Белозерский ловко откупорил презент, скоро и несколько воровато разлил всем в подставленные тары.
– За веру, царя и отечество! – провозгласил он негромко, но торжественно.
Все сдвинули кружки, выпили, и только утолив первую жажду, немного успокоились.
– Вот, доктор, мы там из окопов шли за веру, царя и отечество! Нам в «Вестнике Маньчжурской армии» это каждый божий день прописывали. Как так? Ведь веры нашей никто не трогал, царя не обижал, а отечество – и вовсе китайское! Можете вы нам разъяснить? По-простому!
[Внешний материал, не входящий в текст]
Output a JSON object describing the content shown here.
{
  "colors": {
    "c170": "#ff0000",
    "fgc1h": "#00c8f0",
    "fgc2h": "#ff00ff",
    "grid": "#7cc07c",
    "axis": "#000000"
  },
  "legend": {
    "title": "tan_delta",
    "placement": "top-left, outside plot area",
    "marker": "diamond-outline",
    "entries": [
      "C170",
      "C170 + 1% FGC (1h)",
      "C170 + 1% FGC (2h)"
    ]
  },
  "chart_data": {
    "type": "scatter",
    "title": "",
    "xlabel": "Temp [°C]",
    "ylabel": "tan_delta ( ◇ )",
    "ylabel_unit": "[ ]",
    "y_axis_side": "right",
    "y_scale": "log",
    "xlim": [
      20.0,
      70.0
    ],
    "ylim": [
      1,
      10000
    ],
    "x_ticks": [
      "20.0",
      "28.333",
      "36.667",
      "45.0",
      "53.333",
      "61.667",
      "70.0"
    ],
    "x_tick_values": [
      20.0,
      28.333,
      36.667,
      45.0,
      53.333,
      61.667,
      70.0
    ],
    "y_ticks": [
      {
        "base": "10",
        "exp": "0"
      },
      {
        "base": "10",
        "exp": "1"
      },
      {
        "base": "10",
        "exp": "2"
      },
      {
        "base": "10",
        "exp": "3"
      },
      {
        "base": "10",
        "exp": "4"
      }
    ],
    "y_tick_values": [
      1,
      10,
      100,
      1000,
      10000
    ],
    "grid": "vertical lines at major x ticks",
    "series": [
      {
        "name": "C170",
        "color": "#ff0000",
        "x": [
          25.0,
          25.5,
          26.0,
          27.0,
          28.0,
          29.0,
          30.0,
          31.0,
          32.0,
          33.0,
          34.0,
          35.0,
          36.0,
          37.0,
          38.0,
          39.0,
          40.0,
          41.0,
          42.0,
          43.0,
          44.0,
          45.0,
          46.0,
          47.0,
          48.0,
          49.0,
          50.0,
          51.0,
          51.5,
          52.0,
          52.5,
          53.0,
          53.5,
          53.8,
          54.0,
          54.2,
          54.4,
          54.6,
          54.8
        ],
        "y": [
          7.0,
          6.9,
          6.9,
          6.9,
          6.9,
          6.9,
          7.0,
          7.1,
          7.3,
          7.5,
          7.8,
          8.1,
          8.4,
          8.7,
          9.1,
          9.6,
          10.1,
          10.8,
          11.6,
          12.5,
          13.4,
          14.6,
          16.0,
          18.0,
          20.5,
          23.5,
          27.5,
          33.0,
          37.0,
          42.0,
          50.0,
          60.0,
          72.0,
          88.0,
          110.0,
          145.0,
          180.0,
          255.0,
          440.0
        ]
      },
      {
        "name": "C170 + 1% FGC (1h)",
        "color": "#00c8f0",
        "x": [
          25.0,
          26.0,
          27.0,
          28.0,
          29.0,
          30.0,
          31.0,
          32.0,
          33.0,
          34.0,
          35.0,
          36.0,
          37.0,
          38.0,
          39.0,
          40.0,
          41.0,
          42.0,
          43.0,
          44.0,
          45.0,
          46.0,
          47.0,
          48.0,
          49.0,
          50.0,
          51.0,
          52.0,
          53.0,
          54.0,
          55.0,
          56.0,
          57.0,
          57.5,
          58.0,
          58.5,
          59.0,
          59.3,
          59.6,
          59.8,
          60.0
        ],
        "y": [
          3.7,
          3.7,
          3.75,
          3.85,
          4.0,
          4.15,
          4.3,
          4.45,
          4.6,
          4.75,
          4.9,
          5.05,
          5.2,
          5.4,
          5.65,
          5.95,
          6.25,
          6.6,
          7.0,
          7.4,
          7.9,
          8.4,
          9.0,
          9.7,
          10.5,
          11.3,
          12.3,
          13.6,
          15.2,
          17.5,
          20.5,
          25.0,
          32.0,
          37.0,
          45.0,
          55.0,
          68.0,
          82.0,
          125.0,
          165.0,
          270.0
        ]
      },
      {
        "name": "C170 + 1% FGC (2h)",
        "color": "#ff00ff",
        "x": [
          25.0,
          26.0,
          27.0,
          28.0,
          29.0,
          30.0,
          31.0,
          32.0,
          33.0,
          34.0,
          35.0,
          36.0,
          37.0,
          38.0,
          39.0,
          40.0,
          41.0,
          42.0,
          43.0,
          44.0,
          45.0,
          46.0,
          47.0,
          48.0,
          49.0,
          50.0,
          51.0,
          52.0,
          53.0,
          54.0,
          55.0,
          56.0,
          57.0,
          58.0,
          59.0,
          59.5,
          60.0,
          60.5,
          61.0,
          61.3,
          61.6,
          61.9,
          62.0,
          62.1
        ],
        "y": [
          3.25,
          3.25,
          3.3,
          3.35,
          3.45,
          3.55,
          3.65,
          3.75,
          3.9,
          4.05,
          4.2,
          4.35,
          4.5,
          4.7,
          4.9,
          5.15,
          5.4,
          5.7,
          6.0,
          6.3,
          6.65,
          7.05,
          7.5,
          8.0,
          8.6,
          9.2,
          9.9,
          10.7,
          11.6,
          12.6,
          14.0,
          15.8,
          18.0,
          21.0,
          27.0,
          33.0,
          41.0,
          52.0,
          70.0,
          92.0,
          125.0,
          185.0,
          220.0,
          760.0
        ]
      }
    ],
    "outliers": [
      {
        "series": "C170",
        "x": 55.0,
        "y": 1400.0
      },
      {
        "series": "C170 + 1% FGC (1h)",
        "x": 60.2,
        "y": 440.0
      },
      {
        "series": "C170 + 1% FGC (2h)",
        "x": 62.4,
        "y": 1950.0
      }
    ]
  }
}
Мужики дружно грохнули. Объяснять сейчас Александр Николаевич не был готов, хотя намедни ввечеру, в компании развесёлых девиц приличного бардачного заведения, он всё понимал куда лучше государя, что уж говорить о министрах. Но здесь, вот им, пострадавшим на Русско-японской войне, лишившимся рук и ног, братьев, отцов, сыновей; оставившим семьи, чтобы воевать за… Да, проституткам в уши лить – это не мужикам звонить. Потому Александр Николаевич быстренько разлил по второй и тихо, но весомо произнёс:
– За себя и своих!
– Другое дело!
Опрокинувши, мужики уставились на каравай. Оторвав зубами первый кусок, Белозерский передал его по кругу.
– Угощайтесь!
Все с огромным удовольствием преломили хлеб с добрым доктором. Тем временем Белозерский чуть отлил из бутыли в кружку Эсмарха.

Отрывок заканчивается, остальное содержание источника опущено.